2) Proibição do abuso de posição dominante: uma vez que uma empresa seja suficientemente forte a tal ponto que não seja “incomodada” pela concorrência de outras companhias ou pelo comportamento de seus clientes, apenas seu interesse ditará seu comportamento de um modo tal que será prejudicial aos clientes/consumidores, através de práticas onde concorrentes são eliminados e/ou consumidores são explorados.

3) Controle de fusões: como extensão das questões/problemas que surgem a respeito de acordos anticoncorrenciais, o ato de uma companhia comprar uma outra pode ter como resultado a eliminação de concorrência. Para se evitar que estruturas de mercado sejam criadas onde empresas não venham a concorrer efetivamente, a política concorrencial pode proibir certas fusões e aquisições.
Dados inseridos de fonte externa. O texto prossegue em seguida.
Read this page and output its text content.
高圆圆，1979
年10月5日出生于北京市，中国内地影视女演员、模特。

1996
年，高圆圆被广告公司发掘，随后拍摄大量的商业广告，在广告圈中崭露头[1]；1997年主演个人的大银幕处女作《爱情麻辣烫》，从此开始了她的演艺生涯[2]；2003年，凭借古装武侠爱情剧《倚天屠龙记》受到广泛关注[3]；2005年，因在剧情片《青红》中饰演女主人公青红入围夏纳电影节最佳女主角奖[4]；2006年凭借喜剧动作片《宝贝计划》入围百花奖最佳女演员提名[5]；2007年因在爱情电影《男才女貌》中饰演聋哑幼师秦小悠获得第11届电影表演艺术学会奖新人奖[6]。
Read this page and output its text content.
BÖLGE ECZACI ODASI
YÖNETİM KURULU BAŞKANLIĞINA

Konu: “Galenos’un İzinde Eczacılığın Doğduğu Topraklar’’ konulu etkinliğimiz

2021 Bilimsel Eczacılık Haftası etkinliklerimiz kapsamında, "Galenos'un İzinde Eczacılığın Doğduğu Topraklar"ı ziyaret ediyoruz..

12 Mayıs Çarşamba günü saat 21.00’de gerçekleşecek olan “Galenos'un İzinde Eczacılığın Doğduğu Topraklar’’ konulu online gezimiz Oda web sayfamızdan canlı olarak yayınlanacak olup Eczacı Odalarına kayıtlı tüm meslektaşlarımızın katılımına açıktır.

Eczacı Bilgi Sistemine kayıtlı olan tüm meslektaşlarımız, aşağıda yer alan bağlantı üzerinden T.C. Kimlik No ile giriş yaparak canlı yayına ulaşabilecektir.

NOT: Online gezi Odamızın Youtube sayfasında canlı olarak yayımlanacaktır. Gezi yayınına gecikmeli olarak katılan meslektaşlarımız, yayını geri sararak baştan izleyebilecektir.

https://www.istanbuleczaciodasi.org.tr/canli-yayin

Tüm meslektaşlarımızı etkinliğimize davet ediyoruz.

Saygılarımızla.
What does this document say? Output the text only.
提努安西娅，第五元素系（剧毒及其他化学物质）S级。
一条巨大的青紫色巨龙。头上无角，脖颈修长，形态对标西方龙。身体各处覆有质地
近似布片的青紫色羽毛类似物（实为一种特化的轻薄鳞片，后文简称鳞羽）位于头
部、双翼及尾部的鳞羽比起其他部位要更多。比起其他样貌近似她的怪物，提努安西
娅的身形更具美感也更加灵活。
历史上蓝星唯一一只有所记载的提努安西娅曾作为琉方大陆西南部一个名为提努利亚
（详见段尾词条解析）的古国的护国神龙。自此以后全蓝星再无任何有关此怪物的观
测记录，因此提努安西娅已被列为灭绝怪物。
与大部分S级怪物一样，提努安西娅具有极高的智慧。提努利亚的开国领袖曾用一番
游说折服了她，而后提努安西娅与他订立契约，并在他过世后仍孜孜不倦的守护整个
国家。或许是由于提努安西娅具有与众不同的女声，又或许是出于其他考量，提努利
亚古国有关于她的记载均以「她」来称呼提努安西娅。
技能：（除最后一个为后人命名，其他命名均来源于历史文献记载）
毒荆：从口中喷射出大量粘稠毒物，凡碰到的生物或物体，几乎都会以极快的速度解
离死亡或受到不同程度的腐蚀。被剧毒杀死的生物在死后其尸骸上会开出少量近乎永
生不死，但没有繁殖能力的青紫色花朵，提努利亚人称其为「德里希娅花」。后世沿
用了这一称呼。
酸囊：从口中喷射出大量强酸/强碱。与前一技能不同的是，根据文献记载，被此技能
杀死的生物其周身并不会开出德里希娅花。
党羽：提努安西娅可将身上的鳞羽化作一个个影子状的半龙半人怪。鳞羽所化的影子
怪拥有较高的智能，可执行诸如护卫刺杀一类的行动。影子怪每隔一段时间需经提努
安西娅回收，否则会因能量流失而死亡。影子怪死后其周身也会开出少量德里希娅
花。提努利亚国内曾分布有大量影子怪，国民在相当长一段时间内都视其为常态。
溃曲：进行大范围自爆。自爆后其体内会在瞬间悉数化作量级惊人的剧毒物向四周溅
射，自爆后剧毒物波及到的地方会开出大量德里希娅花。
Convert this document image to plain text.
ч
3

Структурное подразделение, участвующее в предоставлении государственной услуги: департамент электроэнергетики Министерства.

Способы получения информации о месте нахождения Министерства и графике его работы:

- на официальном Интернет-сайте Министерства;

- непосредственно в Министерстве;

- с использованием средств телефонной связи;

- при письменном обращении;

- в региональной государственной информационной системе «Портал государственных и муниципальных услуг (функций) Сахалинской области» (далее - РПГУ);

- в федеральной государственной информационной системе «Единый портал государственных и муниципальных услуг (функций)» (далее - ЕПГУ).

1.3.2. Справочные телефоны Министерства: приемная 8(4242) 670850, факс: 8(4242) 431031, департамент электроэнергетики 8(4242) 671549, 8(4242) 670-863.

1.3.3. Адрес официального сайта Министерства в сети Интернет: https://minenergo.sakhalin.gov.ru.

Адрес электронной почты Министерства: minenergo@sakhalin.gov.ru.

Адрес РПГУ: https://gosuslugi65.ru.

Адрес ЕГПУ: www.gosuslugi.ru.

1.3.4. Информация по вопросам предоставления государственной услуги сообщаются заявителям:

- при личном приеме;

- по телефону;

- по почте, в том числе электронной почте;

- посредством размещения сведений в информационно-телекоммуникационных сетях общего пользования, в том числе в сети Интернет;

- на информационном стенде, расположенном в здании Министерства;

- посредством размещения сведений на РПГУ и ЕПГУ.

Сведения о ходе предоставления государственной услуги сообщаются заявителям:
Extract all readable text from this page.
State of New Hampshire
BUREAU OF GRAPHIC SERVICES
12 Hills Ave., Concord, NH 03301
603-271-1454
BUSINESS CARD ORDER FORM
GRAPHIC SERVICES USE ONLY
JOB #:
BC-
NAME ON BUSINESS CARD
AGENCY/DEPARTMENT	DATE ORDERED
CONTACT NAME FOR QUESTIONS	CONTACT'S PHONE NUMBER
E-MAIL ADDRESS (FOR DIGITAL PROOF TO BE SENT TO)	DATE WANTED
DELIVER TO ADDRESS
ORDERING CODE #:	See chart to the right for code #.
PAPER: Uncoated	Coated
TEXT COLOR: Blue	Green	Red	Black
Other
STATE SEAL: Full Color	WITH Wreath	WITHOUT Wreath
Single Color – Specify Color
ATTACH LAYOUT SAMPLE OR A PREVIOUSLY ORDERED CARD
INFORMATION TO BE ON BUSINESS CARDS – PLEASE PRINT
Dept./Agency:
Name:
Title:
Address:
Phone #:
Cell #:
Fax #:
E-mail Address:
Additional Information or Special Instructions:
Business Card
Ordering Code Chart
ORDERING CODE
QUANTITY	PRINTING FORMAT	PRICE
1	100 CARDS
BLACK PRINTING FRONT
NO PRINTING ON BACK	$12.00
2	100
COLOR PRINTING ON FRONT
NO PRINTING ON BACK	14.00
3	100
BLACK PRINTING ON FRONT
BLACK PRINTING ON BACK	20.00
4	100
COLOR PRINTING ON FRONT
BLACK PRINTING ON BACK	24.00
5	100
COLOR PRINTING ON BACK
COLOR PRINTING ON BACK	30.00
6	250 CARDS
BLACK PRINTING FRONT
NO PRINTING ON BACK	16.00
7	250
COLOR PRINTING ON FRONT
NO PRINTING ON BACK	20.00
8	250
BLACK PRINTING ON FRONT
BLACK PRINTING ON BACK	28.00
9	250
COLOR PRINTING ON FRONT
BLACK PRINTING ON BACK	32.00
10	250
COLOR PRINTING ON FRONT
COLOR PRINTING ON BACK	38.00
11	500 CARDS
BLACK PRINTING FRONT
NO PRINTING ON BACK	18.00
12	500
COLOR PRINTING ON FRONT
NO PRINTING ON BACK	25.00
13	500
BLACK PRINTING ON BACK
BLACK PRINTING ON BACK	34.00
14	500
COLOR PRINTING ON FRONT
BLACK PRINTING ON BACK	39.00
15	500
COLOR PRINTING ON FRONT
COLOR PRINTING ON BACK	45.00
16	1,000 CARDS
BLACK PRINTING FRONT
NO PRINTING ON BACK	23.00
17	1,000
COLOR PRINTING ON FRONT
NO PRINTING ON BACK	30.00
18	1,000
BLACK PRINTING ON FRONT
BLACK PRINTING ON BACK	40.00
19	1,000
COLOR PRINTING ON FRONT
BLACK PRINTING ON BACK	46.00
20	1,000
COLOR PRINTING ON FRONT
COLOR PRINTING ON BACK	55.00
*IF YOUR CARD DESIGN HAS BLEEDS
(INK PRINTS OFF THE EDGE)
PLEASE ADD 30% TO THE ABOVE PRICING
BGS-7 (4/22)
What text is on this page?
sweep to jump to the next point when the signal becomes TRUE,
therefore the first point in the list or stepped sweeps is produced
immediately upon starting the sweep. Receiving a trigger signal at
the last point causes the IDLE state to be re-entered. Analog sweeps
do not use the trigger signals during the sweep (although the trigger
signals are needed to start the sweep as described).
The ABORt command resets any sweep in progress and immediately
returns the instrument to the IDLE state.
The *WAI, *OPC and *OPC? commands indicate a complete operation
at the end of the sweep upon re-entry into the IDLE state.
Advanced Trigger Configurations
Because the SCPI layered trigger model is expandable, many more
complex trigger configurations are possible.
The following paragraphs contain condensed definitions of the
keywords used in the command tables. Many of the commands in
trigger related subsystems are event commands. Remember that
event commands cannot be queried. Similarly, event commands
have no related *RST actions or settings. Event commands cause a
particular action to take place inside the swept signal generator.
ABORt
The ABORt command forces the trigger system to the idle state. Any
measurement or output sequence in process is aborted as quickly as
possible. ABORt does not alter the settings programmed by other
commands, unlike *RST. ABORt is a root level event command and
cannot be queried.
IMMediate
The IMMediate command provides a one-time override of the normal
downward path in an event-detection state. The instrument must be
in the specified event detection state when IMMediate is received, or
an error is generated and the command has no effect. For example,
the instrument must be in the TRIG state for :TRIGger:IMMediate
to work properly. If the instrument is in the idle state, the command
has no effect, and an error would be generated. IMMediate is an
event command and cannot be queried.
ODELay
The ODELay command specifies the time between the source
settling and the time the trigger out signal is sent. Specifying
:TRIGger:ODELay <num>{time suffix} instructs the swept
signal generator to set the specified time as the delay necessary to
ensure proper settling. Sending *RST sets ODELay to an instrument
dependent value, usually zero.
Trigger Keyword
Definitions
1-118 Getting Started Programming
4) Investigações de mercado: estas investigações têm como foco o comportamento que surge da interação informal entre os participantes do mercado, onde estruturas de mercado e práticas empresariais podem reduzir ou eliminar a concorrência sem necessariamente envolver abuso de posição dominante.

Neste capítulo nós exploramos como a ciência econômica fundamenta tais conceitos e regras concorrenciais. Estas regras têm como fundamento a necessidade de proteção dos meios de eficiência econômica. A análise central estará voltada para o conceito econômico de concorrência.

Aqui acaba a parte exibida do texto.